Maura put the Jeep into first gear and lightly pressed the accelerator. She heard the wheels whine, loose chain links clanging against the chassis. The Jeep inched forward, propelled by sheer muscle power as Doug and Arlo pitted their weight against the vehicle.
“Keep feeding it gas!” ordered Doug. “We’re moving.”
The Jeep rocked forward and rocked backward, gravity tugging it once again off the road’s edge.
“Don’t stop!” yelled Doug. “More gas!”
Maura caught a glimpse of Arlo’s face in her rearview mirror, bright red from exertion as he strained against the car.
She goosed the accelerator. Heard the engine roar, the chains banging faster against the wheel well. The Jeep gave a sharp jerk and suddenly there was a different sound. A dull thumping that she felt more than heard, as though the Jeep had hit a log.
Then came the shrieks.
“Stop the engine!” Elaine banged on her door. “Oh my God, stop it!”
Maura instantly shut off the motor.
The shrieks were coming from Grace. Shrill, piercing wails that did not sound human. Maura turned to look at her, but didn’t see why the girl was screaming. Grace stood at the side of the road, hands pressed to the sides of her face. Her eyelids were clenched shut, as though desperately blocking out something terrible.
Maura shoved open her door and scrambled out of the Jeep. Blood was splattered across the whiteness of snow in shockingly bright red ribbons.
“Hold him still!” Doug yelled. “Elaine, you’ve got to keep him still!”
Grace’s shrieks faded to a choked sob.
Maura ran back to the rear of the Jeep, where the ground was awash in more blood, steaming on the churned-up snow. She could not see the source of it, because Doug and Elaine blocked her view as they knelt near the right rear tire. Only when she leaned over Doug’s shoulder did she see Arlo, lying on his back, his jacket and trousers saturated. Elaine was holding down Arlo’s shoulders as Doug applied pressure to the exposed groin. Maura caught sight of Arlo’s left leg-what remained of it-and she reeled backward, nauseated.
“I need a tourniquet!” yelled Doug, struggling to keep his blood-slicked palms positioned over the femoral artery.
Maura quickly unbuckled her belt and yanked it free. Dropping to her knees in the bloody snow, she felt icy slush soak into her pants. Despite Doug’s pressure on the artery, a steady stream of red was seeping into the snow. She slipped her belt under the thigh and blood smeared her jacket sleeve, a startling stripe across white nylon. As she looped the belt, she felt Arlo trembling, his body rapidly sinking into shock. She yanked the tourniquet tight, and the stream of blood slowed to a trickle.

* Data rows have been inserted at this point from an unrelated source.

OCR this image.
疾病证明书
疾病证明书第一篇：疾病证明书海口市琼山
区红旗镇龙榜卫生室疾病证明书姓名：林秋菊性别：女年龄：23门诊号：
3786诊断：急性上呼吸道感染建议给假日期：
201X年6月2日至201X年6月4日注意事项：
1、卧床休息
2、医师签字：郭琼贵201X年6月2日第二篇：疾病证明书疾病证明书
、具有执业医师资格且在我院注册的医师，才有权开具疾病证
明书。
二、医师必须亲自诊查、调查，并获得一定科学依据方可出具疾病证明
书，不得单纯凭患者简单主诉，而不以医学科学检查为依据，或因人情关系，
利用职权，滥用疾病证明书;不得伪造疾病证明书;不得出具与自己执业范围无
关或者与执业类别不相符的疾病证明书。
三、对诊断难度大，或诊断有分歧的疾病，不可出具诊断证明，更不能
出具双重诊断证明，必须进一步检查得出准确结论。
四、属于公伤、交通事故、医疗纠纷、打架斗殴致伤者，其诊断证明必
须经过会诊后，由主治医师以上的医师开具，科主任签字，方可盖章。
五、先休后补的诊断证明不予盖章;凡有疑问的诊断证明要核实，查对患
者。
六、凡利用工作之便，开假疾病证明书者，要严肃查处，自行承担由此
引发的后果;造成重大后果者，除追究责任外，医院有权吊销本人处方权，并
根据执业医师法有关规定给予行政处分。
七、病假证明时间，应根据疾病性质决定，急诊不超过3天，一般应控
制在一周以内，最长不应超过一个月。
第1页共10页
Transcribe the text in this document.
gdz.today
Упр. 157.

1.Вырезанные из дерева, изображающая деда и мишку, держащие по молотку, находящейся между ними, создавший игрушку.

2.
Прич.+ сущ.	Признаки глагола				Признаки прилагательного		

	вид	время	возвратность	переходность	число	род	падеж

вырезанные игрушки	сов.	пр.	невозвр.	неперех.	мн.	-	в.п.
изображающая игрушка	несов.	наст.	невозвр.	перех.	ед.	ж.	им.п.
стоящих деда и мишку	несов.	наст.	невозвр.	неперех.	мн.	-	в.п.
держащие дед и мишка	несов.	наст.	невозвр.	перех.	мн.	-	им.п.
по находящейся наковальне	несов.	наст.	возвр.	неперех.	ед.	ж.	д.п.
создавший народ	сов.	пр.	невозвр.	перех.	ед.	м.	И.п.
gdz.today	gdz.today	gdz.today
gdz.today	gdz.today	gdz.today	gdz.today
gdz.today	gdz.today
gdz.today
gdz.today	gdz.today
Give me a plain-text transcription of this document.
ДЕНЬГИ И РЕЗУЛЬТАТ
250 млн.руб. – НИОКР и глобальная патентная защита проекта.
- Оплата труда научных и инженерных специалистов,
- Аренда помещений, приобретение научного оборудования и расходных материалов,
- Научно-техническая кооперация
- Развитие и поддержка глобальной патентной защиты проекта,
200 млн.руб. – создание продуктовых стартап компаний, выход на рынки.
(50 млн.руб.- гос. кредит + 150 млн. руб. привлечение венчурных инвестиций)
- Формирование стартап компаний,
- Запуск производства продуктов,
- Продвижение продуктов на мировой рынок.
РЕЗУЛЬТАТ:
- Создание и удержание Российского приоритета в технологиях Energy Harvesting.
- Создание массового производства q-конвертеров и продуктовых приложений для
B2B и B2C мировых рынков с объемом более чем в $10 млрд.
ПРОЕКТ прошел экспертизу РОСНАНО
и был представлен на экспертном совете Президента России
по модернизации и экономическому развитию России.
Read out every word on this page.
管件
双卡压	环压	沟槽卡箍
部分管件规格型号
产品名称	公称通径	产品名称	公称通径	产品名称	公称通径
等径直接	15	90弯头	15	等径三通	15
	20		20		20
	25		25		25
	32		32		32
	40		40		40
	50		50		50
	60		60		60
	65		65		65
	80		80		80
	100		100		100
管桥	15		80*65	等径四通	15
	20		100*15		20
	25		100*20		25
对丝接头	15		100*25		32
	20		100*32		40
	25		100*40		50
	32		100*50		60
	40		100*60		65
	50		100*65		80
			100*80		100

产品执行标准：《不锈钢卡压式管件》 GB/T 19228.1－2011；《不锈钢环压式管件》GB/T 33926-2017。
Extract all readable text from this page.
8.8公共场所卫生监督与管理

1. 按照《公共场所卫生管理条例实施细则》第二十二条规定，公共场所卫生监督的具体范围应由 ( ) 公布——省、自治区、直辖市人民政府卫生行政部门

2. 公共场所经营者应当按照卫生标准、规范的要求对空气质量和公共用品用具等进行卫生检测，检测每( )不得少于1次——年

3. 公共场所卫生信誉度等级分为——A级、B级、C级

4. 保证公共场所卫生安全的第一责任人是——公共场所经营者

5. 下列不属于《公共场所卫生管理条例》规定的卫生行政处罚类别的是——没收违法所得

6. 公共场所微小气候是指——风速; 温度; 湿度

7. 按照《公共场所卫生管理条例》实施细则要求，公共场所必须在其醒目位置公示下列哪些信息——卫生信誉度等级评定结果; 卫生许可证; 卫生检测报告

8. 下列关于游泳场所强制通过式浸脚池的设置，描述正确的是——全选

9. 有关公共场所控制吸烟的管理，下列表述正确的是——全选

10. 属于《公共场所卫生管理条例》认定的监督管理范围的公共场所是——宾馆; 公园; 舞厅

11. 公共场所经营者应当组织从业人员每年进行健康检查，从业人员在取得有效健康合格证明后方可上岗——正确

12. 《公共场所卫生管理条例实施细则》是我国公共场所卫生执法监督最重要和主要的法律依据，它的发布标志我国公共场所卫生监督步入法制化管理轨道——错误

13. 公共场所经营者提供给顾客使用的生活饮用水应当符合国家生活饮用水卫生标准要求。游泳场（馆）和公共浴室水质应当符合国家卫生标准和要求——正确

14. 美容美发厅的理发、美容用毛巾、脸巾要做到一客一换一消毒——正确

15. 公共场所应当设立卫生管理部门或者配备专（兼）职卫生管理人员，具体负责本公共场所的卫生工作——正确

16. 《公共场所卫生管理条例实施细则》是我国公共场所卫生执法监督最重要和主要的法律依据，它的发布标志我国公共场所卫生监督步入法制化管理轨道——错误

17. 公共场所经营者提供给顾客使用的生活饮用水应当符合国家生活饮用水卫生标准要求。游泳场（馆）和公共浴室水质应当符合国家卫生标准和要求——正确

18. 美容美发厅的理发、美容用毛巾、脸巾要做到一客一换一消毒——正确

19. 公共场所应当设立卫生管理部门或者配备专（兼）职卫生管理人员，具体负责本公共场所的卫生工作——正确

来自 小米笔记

Only then, with the bleeding controlled, did Doug release his grip on the artery. He rocked back to stare at the torn flesh and protruding bone, at a limb so twisted that the foot jutted in one direction, the knee in another.
“Arlo?” Elaine said. “Arlo?” She shook him, but he had fallen limp and unresponsive.
Doug felt Arlo’s neck. “He’s got a pulse. And he’s breathing. I think he just fainted.”
“Oh my God.” Elaine rose and stumbled away. They could hear her throwing up in the snow.
Doug looked down at his hands, and with a shudder he scooped up snow and frantically scrubbed away the blood. “The tire chain,” he muttered, rubbing snow against his skin, as though he could somehow purify himself of the horror. “One of the broken links must have snagged his pants. Wrapped his leg around the axle…” Doug rolled back on his knees and released a breath that was half sigh, half sob. “We’ll never get this Jeep out of here. The chain’s broken all to hell.”
“Doug, we have to get him back to the house.”
“The house?” Doug looked at her. “What he needs is a fucking OR!”
“He can’t stay out here in the cold. He’s in shock.” She rose to her feet and glanced around. Grace was huddled off by herself, her back turned to them. Elaine was crouched in the snow, as though too dizzy to stand straight. Neither of them would be any help.